The Operation Rescue movement has not bombed medical facilities that perform abortions, McCoy said. “Violence just begets violence.”

Will Lehman, 30, of Vista began Project Rescue in San Diego County in October when, after worrying about breaking the law, he chained himself to the doors of a medical office that performed abortions in North County.

“I had no information on Operation Rescue, but I had heard what happened in Atlanta, that a group of pastors and clergy attempted to shut down a clinic there in August, 1988,” Lehman said in an interview. “At first, I debated over whether civil disobedience was a Christian activity, but in the process of arguing about it with a friend, it became clear to me that I was wrong. There is scriptural basis for Christian disobedience.”

Last October, Lehman chained himself to the doors of Dr. George Kung’s medical office in San Marcos. Lehman also said he was was among demonstrators who were arrested Feb. 11 at an Operation Rescue in Sunnyvale, for which he was jailed after refusing to identify himself.

Known only as “Baby John Doe No. 4,” Lehman spent one month in jail in San Jose, entered a plea of no contest, and was given three years’ probation. Lehman acknowledged that he was breaking the law but, he said, “As it’s stated in Acts, is it better to obey God or to obey man?”

Rescue demonstrations occur every weekend in the United States, Lehman aid, but not all of them are “John Doe rescues.” For the demonstration scheduled Saturday, Lehman is encouraging abortion foes to bring identification.

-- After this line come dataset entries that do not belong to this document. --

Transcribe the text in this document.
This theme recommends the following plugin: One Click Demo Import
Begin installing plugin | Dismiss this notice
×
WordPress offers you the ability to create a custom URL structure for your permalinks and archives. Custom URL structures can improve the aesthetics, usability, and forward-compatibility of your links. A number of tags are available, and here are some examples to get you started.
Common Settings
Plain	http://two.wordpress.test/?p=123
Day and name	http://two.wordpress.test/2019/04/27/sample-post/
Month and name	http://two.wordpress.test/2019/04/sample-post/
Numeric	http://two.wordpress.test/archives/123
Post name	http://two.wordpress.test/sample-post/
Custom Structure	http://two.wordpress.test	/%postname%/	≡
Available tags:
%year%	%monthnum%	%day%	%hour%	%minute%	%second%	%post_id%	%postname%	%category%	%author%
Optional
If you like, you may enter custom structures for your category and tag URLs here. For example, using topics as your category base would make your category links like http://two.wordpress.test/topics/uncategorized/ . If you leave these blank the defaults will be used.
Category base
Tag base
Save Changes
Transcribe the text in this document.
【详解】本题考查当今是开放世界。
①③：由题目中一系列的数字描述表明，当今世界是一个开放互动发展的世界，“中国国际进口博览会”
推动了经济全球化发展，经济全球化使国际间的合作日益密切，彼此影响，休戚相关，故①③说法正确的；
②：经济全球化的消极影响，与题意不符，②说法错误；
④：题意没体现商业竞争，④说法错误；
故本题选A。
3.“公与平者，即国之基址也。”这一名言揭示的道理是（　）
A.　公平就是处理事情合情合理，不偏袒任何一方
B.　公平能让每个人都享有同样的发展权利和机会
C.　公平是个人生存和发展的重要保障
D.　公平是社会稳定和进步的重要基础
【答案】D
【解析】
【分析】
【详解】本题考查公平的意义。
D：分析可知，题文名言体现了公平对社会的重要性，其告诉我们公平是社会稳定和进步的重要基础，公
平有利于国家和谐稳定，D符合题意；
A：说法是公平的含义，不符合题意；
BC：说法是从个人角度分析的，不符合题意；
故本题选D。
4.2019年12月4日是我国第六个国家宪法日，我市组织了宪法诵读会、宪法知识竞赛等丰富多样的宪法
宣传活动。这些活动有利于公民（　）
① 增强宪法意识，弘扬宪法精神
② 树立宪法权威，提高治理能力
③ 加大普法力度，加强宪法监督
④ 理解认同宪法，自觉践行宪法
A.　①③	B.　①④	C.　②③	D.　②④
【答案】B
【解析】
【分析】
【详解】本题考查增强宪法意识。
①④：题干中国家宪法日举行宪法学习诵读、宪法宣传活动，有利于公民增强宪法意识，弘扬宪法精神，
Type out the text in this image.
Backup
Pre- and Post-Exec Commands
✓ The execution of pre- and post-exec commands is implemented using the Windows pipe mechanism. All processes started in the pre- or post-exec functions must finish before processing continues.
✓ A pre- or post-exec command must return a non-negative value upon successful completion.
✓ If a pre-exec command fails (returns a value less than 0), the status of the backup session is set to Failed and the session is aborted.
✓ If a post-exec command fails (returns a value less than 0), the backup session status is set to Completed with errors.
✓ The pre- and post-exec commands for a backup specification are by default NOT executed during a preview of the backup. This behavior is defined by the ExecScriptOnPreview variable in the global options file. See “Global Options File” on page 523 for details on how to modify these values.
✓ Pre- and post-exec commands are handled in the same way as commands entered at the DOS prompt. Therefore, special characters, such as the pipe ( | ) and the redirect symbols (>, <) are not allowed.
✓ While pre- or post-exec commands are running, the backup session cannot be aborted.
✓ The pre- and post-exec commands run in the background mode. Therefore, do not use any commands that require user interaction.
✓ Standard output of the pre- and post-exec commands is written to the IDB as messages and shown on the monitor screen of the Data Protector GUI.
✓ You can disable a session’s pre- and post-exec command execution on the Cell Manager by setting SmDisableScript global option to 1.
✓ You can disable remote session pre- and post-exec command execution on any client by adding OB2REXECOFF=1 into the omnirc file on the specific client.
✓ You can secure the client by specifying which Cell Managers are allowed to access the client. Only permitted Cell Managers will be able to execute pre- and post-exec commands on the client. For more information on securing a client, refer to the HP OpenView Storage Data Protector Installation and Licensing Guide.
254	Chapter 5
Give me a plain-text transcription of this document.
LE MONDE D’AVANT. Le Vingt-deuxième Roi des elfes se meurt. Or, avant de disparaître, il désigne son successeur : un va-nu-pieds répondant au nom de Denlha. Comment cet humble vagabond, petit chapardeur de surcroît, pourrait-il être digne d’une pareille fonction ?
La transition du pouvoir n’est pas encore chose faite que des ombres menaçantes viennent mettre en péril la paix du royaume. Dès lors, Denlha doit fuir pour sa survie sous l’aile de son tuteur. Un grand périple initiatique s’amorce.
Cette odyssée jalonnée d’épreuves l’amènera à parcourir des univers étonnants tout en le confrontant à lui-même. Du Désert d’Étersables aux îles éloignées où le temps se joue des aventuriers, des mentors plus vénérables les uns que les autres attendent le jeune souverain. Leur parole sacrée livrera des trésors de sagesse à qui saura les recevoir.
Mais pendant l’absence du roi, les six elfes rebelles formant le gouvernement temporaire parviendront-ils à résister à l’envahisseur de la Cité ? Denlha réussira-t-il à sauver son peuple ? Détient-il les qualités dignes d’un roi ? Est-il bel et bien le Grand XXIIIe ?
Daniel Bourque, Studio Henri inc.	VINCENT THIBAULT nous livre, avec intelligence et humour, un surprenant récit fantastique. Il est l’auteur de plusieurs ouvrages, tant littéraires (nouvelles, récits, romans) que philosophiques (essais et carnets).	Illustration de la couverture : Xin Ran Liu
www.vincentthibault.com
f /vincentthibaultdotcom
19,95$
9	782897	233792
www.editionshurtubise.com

Demonstrators will prepare for Saturday’s protest with a Friday-night rally in Mission Valley, where the “theology” and an action plan for the demonstrations will be discussed. Project Rescue has declined to identify at which clinics they plan to protest.

‘Concern for the Women’

Through nonviolent means, anti-abortionists at these demonstrations try to prevent women from being emotionally and physically scarred, McCoy claims. “We have just as much concern for the women as the children. Jesus said (of those who killed him), ‘Father, forgive them; they know not what they do.’ And these women don’t really know what they’re doing to their own child.”

The demonstrations also offer an opportunity for anti-abortionists to “repent of their own sins” for the 16-year history of abortion, McCoy said. In 1973, the U. S. Supreme Court ruled that Texas resident Norma McCorvey, who filed suit as “Jane Roe” in the landmark Roe vs. Wade case, had the right to an abortion.

“We’re there to repent because of our guilt in the area of silent consent . . . . We’re not there to point the finger. We’re trying to prevent a murder, not to prosecute. That’s the thing that attracted me to it. It’s an opportunity to respond in a way that is not accusing someone else but shouldering their burden of guilt,” McCoy said.